Nécessitant un investissement de 3,5 milliards d’euros, les phases 1 et 2 permettront notamment de créer une gare TER/TGV à Nice-Aéroport, un réseau express métropolitain desservant l’agglomération toulonnaise ; une gare souterraine traversante à Marseille-Saint-Charles (permettant un gain de 15 minutes sur les trajets à destination de Toulon et de Nice). Le projet inclut également des dessertes cadencées dans le cadre de la création d’une navette azuréenne entre Cannes, Nice et Menton.

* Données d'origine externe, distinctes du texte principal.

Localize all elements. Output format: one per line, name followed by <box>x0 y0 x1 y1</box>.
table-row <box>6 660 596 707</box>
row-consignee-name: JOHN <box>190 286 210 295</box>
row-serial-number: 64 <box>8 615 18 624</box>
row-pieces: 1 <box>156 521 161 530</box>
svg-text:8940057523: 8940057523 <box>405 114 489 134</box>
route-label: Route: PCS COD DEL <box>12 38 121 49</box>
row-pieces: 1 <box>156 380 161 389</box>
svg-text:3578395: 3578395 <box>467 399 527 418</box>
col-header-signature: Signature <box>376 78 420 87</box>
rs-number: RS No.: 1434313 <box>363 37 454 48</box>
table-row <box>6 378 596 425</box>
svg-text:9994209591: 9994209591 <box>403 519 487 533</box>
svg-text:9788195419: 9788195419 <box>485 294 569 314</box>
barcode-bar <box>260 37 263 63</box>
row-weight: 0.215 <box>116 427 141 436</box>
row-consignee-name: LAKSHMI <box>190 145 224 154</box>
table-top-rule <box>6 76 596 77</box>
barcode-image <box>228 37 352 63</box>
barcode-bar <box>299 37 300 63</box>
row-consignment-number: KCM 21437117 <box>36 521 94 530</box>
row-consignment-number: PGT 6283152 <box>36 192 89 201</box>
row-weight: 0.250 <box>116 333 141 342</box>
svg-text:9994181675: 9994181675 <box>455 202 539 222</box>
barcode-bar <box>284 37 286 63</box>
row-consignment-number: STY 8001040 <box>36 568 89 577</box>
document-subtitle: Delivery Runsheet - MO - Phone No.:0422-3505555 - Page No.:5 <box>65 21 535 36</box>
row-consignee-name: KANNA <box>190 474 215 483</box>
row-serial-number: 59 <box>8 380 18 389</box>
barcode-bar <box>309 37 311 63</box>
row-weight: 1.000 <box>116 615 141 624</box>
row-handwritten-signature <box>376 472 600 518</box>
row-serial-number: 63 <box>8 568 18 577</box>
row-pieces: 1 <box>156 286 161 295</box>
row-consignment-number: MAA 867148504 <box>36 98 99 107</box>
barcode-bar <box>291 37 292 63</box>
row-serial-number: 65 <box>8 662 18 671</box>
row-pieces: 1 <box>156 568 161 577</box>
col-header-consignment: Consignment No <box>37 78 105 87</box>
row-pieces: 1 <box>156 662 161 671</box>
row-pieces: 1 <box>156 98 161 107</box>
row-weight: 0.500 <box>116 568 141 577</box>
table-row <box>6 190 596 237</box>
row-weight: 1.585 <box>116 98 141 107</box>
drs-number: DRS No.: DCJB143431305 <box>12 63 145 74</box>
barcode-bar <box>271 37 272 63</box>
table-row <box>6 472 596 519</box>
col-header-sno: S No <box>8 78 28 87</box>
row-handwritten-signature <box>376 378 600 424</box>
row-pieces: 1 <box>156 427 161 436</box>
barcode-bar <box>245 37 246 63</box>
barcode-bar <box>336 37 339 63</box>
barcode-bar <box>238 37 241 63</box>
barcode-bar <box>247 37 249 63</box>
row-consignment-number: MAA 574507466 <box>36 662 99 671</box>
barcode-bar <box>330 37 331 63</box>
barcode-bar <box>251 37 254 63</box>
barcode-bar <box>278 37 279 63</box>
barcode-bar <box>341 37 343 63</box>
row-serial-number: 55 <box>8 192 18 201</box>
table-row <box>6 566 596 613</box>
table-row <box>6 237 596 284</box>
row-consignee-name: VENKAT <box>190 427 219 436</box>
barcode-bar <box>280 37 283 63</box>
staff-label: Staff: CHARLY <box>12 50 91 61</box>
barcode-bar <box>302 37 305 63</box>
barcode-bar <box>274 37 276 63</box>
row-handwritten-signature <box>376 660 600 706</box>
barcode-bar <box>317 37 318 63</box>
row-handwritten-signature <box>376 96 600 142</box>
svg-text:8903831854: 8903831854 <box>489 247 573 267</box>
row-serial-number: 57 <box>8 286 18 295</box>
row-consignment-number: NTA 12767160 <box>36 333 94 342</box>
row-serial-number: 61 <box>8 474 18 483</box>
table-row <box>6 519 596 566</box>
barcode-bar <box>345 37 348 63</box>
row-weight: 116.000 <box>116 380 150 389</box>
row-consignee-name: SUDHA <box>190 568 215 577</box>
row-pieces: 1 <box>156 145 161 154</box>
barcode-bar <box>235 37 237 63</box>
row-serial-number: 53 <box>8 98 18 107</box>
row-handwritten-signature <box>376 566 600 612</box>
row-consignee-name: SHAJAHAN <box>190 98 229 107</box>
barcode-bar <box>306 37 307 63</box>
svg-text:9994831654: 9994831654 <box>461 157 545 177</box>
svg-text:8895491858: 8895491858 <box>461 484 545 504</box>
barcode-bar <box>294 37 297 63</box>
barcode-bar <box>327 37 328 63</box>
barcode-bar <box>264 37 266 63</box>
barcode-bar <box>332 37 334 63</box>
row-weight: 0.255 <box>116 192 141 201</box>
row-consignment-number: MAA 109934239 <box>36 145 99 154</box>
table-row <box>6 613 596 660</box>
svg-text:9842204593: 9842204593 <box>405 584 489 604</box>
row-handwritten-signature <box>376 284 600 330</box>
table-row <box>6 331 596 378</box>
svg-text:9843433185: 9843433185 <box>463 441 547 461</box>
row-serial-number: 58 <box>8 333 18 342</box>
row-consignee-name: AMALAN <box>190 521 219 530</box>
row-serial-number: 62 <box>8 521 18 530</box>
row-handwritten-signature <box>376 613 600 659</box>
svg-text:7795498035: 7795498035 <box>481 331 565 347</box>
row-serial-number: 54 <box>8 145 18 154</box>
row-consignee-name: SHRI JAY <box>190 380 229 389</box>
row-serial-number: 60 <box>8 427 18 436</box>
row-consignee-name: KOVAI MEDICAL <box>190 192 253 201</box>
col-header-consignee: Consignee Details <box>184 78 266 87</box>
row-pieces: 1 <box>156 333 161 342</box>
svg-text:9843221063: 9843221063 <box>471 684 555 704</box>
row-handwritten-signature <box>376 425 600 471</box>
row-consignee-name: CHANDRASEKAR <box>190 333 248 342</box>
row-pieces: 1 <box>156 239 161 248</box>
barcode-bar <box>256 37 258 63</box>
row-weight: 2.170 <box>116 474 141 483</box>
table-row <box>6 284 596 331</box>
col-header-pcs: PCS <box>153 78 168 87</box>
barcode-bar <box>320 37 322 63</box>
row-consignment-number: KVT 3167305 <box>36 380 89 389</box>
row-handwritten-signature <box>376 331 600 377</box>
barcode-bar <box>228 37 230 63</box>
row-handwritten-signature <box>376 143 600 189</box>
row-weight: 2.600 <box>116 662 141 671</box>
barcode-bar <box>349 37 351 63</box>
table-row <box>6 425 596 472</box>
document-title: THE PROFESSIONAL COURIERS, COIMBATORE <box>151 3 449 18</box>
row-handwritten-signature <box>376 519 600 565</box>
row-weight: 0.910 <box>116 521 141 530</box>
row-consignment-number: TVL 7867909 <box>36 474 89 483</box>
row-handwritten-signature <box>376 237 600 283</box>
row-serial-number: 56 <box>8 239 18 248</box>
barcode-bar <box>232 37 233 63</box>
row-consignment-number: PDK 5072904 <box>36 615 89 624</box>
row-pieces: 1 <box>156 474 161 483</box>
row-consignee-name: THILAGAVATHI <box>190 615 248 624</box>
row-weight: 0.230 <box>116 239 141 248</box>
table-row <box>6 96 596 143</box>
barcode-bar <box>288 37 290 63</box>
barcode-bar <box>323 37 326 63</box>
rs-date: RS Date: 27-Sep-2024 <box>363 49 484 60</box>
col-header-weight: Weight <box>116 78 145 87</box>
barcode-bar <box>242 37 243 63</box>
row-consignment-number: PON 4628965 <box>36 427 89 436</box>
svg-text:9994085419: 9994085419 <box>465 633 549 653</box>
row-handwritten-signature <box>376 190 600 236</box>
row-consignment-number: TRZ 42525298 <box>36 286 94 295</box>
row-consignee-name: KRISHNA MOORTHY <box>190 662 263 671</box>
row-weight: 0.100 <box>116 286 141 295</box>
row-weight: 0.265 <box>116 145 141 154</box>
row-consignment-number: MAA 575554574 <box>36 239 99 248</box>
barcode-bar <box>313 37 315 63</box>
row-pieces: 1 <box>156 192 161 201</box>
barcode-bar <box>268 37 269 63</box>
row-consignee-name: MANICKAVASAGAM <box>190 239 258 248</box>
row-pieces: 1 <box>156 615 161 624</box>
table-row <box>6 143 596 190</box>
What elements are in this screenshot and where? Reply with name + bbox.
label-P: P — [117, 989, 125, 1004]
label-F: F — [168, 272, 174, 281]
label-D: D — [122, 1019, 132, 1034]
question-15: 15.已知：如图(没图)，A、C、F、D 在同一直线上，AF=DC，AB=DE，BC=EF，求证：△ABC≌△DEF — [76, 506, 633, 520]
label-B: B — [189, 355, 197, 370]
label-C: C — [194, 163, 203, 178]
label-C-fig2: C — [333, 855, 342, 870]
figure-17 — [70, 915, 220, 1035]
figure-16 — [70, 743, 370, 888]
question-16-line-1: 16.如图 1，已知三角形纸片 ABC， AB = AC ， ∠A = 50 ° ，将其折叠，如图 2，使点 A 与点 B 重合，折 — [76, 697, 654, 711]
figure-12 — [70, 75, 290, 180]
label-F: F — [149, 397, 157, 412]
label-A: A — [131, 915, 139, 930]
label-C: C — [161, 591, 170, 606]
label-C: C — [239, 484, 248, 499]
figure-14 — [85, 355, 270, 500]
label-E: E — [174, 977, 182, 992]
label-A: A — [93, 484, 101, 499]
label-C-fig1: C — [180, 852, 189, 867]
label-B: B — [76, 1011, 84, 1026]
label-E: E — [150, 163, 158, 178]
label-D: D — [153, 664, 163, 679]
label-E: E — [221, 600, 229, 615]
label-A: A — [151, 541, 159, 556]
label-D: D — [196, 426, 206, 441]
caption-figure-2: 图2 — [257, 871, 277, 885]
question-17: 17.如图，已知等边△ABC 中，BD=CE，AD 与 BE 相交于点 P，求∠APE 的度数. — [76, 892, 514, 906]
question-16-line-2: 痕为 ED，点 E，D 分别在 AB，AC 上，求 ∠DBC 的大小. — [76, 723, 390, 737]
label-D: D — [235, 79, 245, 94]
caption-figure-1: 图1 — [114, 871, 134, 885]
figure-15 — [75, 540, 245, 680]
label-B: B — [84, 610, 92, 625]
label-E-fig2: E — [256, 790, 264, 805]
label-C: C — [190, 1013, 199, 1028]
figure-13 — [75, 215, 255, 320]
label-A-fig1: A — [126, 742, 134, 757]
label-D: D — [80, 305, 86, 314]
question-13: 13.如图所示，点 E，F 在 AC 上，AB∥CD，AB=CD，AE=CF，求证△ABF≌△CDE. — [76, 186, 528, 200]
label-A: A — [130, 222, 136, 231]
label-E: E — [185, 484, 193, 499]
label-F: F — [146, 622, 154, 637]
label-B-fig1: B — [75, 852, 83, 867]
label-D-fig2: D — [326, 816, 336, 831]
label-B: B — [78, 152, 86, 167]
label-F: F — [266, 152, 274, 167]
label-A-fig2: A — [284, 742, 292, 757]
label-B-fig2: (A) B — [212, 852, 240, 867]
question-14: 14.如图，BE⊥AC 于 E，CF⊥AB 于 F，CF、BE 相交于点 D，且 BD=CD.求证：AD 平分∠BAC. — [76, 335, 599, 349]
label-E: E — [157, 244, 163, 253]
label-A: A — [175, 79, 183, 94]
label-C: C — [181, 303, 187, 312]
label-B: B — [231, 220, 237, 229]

Les études concernant les phases 3 et 4 du projet sont toujours en cours. Localement, le projet ferroviaire a rencontré de nombreuses oppositions. Un collectif, Stop la LGV Saint-Baume s’est notamment constitué et lutte, rappelle-t-il, « contre ce grand gaspillage de nos taxes et impôts et contre la destruction de nos terres fertiles et de nos paysages ».
S. D.

IDFM approuve le projet de prolongement de la ligne 1 avec deux modifications
Le conseil d’administration d’Ile-de-France Mobilités, qui s’est réuni le 12 juillet, a approuvé le prolongement de la ligne 1 du métro jusqu’à Val-de-Fontenay, en proposant des modifications suite à l’avis défavorable rendu début mai par la commission d’enquête. Celle-ci avait jugé trop cher et portant atteinte à l’environnement ce projet de percement d’un tunnel de quelque 5 km depuis le terminus actuel de Château de Vincennes jusqu’à la gare RER de Val-de-Fontenay, passant sous Vincennes, Montreuil et Fontenay-sous-Bois, avec trois nouvelles stations (Les Rigollots, Grands-Pêchers et Val de Fontenay) et un centre de dépannage des trains en arrière-gare à Neuilly-Plaisance.
IDFM propose de déplacer l’installation de la future base vie du chantier sur l’avenue Fayolle, un « espace déjà imperméabilisé, pour limiter les impacts sur les espaces végétalisés dans le Bois de Vincennes« , précise l’autorité organisatrice. Elle compte aussi réaliser l’enfouissement du poste de redressement « pour limiter l’impact visuel dans le Bois de Vincennes« .
Par ailleurs, elle prend sept engagements, notamment pour « limiter les emprises au strict besoin de réalisation des ouvrages de génie civil des stations du prolongement de la ligne 1″ et pour « mettre en place des mesures exemplaires visant à réduire les bruits à la source et leur diffusion pour minimiser les impacts sur les habitations et les établissements de santé riverains ainsi qu’un système de contrôle et de surveillance en continu pendant les travaux« .
IDFM demande désormais aux préfets concernés de prononcer la déclaration d’utilité publique du projet.